"Ernestine," said the count, raising his eyebrows, "you know who is coming with Tilly?"
"No," replied the daughter, over whose fair face there flitted a perceptible shadow, which belied her negative.
"His aide-de-camp, the Count Albert Kœningheim—Halbert Cunninghame, a cadet of the house of Glencairn," he added to me, "who has been a successful soldier in the wars of the Empire."
"Ah—indeed!" I murmured, walking to the window.
"Receive him well, Ernestine," I heard the count saying in a low voice, as he smoothed the beautiful braids of her hair; "receive him as one who deserves your utmost esteem, and has my best regard."
"Oh, father——"
"My countryman—rich, young, handsome, powerful, high in favour with the Emperor, with Tilly and the army; covered with orders and honours, you will soon learn to love him, Ernestine—will you not?"

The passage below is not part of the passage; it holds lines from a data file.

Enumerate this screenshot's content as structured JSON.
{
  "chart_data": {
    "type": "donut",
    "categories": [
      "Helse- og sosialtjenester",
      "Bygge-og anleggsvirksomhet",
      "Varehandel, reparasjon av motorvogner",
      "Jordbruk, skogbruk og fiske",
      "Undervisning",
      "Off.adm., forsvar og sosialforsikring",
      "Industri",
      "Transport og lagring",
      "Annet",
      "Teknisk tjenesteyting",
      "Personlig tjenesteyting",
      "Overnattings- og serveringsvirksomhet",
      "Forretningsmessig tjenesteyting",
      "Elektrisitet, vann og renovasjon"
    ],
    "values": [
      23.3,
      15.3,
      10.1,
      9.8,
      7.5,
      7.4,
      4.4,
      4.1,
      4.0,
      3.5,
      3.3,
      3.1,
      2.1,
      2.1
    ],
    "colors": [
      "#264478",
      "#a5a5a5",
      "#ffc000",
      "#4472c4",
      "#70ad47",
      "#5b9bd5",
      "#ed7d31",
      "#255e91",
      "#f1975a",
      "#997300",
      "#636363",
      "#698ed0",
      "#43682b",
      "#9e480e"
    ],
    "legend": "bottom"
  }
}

"I will try." I thought I heard a sigh.
"Thou art a good girl—I love thee dearly," said the frank noble, as he kissed his daughter's brow; "and I will send for that magnificent set of diamonds you fancied at Vienna. I gave my word to Kœningheim, when he saved my life at Lütter, that I would make him my kinsman if I could. Ah! for my sake he ran a deadly peril there, and gave me his own horse when mine was torn almost asunder beneath me, by a cannon-shot."
Not a word of this had escaped me, and I felt something rising in my heart.